The IPL: Cricket's unexpected smash hit
It has surpassed all expectations with half a million British viewers. So who's watching?
Cahal Milmo is the chief reporter of The Independent and has been with the paper since 2000. He was born in London and previously worked at the Press Association news agency. He has reported on assignment at home and abroad, including Rwanda, Sudan and Burkina Faso, the phone hacking scandal and the London Olympics. In his spare time he is a keen runner and cyclist, and keeps an allotment.
Friday 02 April 2010
When ITV was offered the rights for the IPL for a price that would have struggled to secure the Premier Darts League, let alone the Premier League, the broadcaster's expectations were not great. Three weeks later and it cannot believe its luck.
The Twenty20 tournament has so far delivered viewing figures described as "unheard of" for the channel. With the demise of Setanta, the IPL had been left without a UK broadcaster and offered the rights to ITV for a comparatively lowly sum – a negligible one according to industry experts. In return ITV 4 has garnered an audience that has frequently been more than 10 times its average afternoon viewing figures and often treble the size of its peak-time average. It's money well spent.
The last two Sundays have earned peaks of 563,000 and 530,000 respectively. On that first Sunday, England's Test in Bangaladesh attracted an average audience of 151,000 – ITV 4's average for its nine hours of IPL transmission that day was 297,000. This on a channel that has a usual day-time return of fewer than 50,000, and this for a tournament that averaged 33,000 on Setanta last year.
ITV 4, which has a one-year deal to show the tournament, may be available to more viewers than its pay TV rivals, but nevertheless they are remarkable figures. The peak share of 3 to 4 per cent last weekend compares favourably to the world cycling championships that were shown at the same time on BBC 2. "We are delighted with it," said Niall Sloane, ITV's controller of sport. "It has surpassed all we had hoped for. It has reinvigorated our daytime schedule."
Prior to agreeing the deal, ITV commissioned analysis which offered guarded support, but the channel took a "more bullish view" and has been handsomely rewarded. The bulk of the audience is estimated to be made up of British Asians – ITV is awaiting a demographic breakdown – and it is the Indian continental diaspora that Lalit Modi, the ambitious commissioner of the IPL, is desperate to tap into.
An enthusiastic tweeter, he recently posted his "delight" at the burgeoning UK audience which has lapped up the show hosted by Matt Smith and the Indian actress Mandira Bedi. He is similarly happy with the domestic TV audience too, not surprisingly since the opening game between Deccan Chargers and Kolkata Knight Riders attracted 42m viewers according to TAM, India's television ratings industry, a 41 per cent growth on year one. Five million watched the game on YouTube, which paid a comparatively modest $7m to become a rights holder.
The figures keep coming. After initial scepticism over the wisdom of looking to add further franchises to the existing eight, the two new ones attracted a joint fee of $703m at an auction on 21 March. When the IPL was set up two years ago, the total bid for the eight teams was $700m.

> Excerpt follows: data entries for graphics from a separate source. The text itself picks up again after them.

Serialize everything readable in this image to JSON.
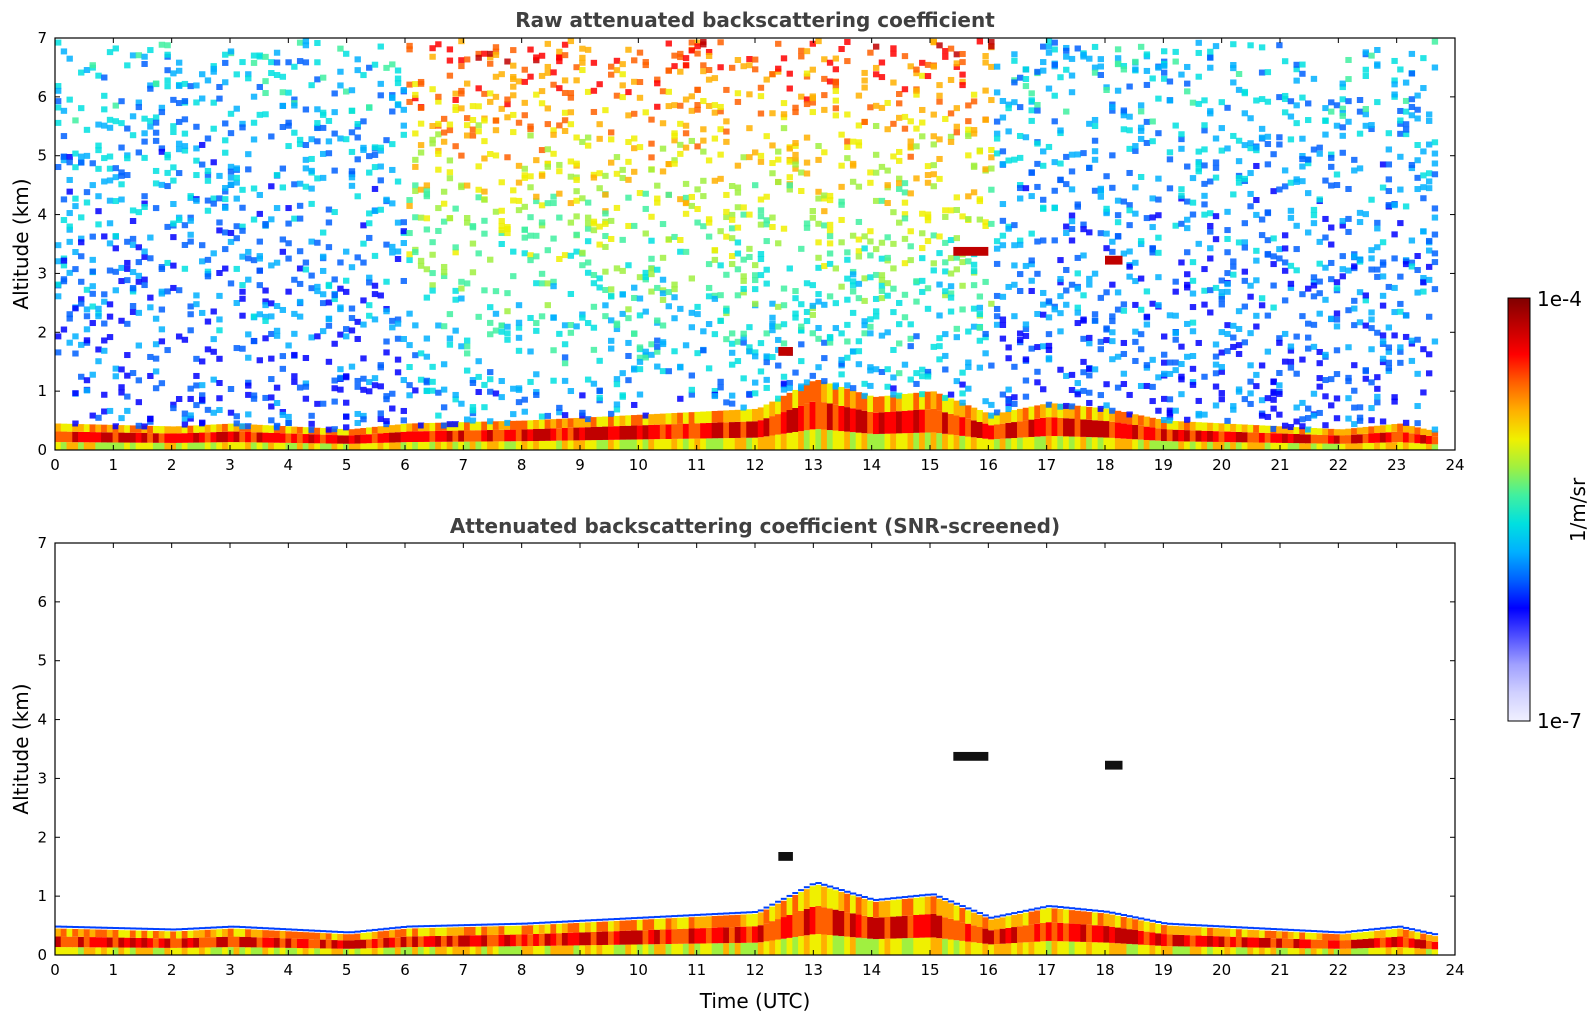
{
  "chart_data": [
    {
      "type": "heatmap",
      "title": "Raw attenuated backscattering coefficient",
      "xlabel": "",
      "ylabel": "Altitude (km)",
      "xlim": [
        0,
        24
      ],
      "ylim": [
        0,
        7
      ],
      "xticks": [
        "0",
        "1",
        "2",
        "3",
        "4",
        "5",
        "6",
        "7",
        "8",
        "9",
        "10",
        "11",
        "12",
        "13",
        "14",
        "15",
        "16",
        "17",
        "18",
        "19",
        "20",
        "21",
        "22",
        "23",
        "24"
      ],
      "yticks": [
        "0",
        "1",
        "2",
        "3",
        "4",
        "5",
        "6",
        "7"
      ],
      "data_end_time": 23.7,
      "boundary_layer_top_km": [
        [
          0,
          0.45
        ],
        [
          2,
          0.4
        ],
        [
          3,
          0.45
        ],
        [
          5,
          0.35
        ],
        [
          6,
          0.45
        ],
        [
          8,
          0.5
        ],
        [
          10,
          0.6
        ],
        [
          12,
          0.7
        ],
        [
          13,
          1.2
        ],
        [
          14,
          0.9
        ],
        [
          15,
          1.0
        ],
        [
          16,
          0.6
        ],
        [
          17,
          0.8
        ],
        [
          18,
          0.7
        ],
        [
          19,
          0.5
        ],
        [
          20,
          0.45
        ],
        [
          22,
          0.35
        ],
        [
          23,
          0.45
        ],
        [
          23.7,
          0.3
        ]
      ],
      "cloud_layers": [
        {
          "time_start": 15.4,
          "time_end": 16.0,
          "base_km": 3.3,
          "top_km": 3.45
        },
        {
          "time_start": 18.0,
          "time_end": 18.3,
          "base_km": 3.15,
          "top_km": 3.3
        },
        {
          "time_start": 12.4,
          "time_end": 12.65,
          "base_km": 1.6,
          "top_km": 1.75
        }
      ]
    },
    {
      "type": "heatmap",
      "title": "Attenuated backscattering coefficient (SNR-screened)",
      "xlabel": "Time (UTC)",
      "ylabel": "Altitude (km)",
      "xlim": [
        0,
        24
      ],
      "ylim": [
        0,
        7
      ],
      "xticks": [
        "0",
        "1",
        "2",
        "3",
        "4",
        "5",
        "6",
        "7",
        "8",
        "9",
        "10",
        "11",
        "12",
        "13",
        "14",
        "15",
        "16",
        "17",
        "18",
        "19",
        "20",
        "21",
        "22",
        "23",
        "24"
      ],
      "yticks": [
        "0",
        "1",
        "2",
        "3",
        "4",
        "5",
        "6",
        "7"
      ],
      "data_end_time": 23.7,
      "boundary_layer_top_km": [
        [
          0,
          0.45
        ],
        [
          2,
          0.4
        ],
        [
          3,
          0.45
        ],
        [
          5,
          0.35
        ],
        [
          6,
          0.45
        ],
        [
          8,
          0.5
        ],
        [
          10,
          0.6
        ],
        [
          12,
          0.7
        ],
        [
          13,
          1.2
        ],
        [
          14,
          0.9
        ],
        [
          15,
          1.0
        ],
        [
          16,
          0.6
        ],
        [
          17,
          0.8
        ],
        [
          18,
          0.7
        ],
        [
          19,
          0.5
        ],
        [
          20,
          0.45
        ],
        [
          22,
          0.35
        ],
        [
          23,
          0.45
        ],
        [
          23.7,
          0.3
        ]
      ],
      "cloud_layers": [
        {
          "time_start": 15.4,
          "time_end": 16.0,
          "base_km": 3.3,
          "top_km": 3.45
        },
        {
          "time_start": 18.0,
          "time_end": 18.3,
          "base_km": 3.15,
          "top_km": 3.3
        },
        {
          "time_start": 12.4,
          "time_end": 12.65,
          "base_km": 1.6,
          "top_km": 1.75
        }
      ]
    }
  ],
  "colorbar": {
    "label": "1/m/sr",
    "max_label": "1e-4",
    "min_label": "1e-7",
    "colors": [
      "#f0f0ff",
      "#d0d0ff",
      "#a0a0ff",
      "#5050ff",
      "#0000ff",
      "#0060ff",
      "#00b0ff",
      "#00e0e0",
      "#40f0a0",
      "#a0f040",
      "#f0f000",
      "#ffb000",
      "#ff6000",
      "#ff0000",
      "#c00000",
      "#800000"
    ]
  }
}
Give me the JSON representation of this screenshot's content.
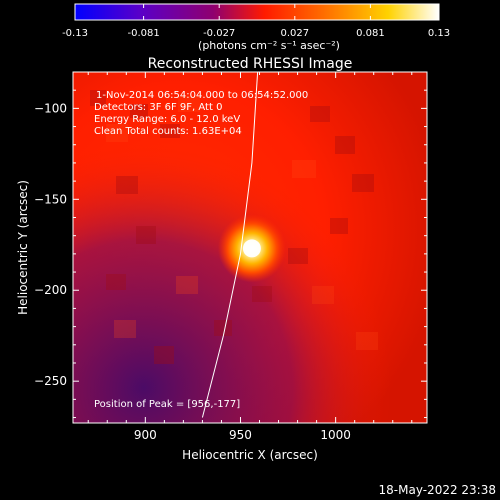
{
  "colorbar": {
    "ticks": [
      "-0.13",
      "-0.081",
      "-0.027",
      "0.027",
      "0.081",
      "0.13"
    ],
    "unit_label": "(photons cm⁻² s⁻¹ asec⁻²)",
    "vmin": -0.13,
    "vmax": 0.13,
    "colors": [
      "#0000ff",
      "#5a00c8",
      "#8f006f",
      "#ff1a00",
      "#ff6b00",
      "#ffd200",
      "#ffffff"
    ]
  },
  "chart_data": {
    "type": "heatmap",
    "title": "Reconstructed RHESSI Image",
    "xlabel": "Heliocentric X (arcsec)",
    "ylabel": "Heliocentric Y (arcsec)",
    "xlim": [
      862,
      1048
    ],
    "ylim": [
      -273,
      -80
    ],
    "xticks": [
      900,
      950,
      1000
    ],
    "yticks": [
      -100,
      -150,
      -200,
      -250
    ],
    "xtick_labels": [
      "900",
      "950",
      "1000"
    ],
    "ytick_labels": [
      "−100",
      "−150",
      "−200",
      "−250"
    ],
    "peak": {
      "x": 956,
      "y": -177
    },
    "limb_curve": [
      {
        "x": 959,
        "y": -80
      },
      {
        "x": 956,
        "y": -130
      },
      {
        "x": 950,
        "y": -180
      },
      {
        "x": 941,
        "y": -225
      },
      {
        "x": 930,
        "y": -270
      }
    ],
    "annotations": [
      "1-Nov-2014 06:54:04.000 to 06:54:52.000",
      "Detectors: 3F 6F 9F, Att 0",
      "Energy Range: 6.0 - 12.0 keV",
      "Clean    Total counts: 1.63E+04"
    ],
    "peak_label": "Position of Peak = [956,-177]"
  },
  "footer": {
    "timestamp": "18-May-2022 23:38"
  }
}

The coverage is not to everyone's taste, however. It is the most nakedly commercial broadcast seen in this country and ITV's production team struggles to ensure it remains within Ofcom regulations. On screen adverts are blurred and one that runs along the bottom of the screen is covered by an ITV strap. Every detail of the game and its surroundings, from timeouts to catches, is branded to within an inch. Even the commentators who accompany the world feed are not above blatantly promoting products: one last week discussed the amount of minutes available under the mobile phone deal offered by one sponsor. It makes the Premier League (English football version) look as demure as one of John Major's old maids cycling to communion.
The concern for Modi, and the point ITV will await post-event analysis to ponder, is whether the IPL has a limited reach. Has Modi reached too high too soon? It is reported that the fan base still identify primarily with players, such as Sachin Tendulkar, rather than franchise teams. Most of the franchises do not yet make money and rely on wealthy benefactors.
But for the time being at any rate it is a phenomenon that is noisily attracting attention in some unlikely quarters of the globe. Later this month the Dalai Lama will take in a game, although he is perhaps not representative of the target audience Modi is pursuing.
League leaders: IPL by numbers
563,000 ITV 4's peak figure on 21 March when Chennai Super Kings beat King's XI Punjab in Chennai.
151,000 The average number of viewers who watched Bangladesh against England on Sky Sports on 21 March. ITV 4 had an average of 297,000 for the IPL on the same day.
33,000 The average number of viewers the now defunct Setanta Sports attracted last year for the IPL.
42,000,000 The number of television viewers in India for the opening game of this year's IPL.
$1.6bn The amount paid by Sony to show the IPL in India until 2017. The figure ITV paid to show the event in the UK has not been made public, but is believed to be modest.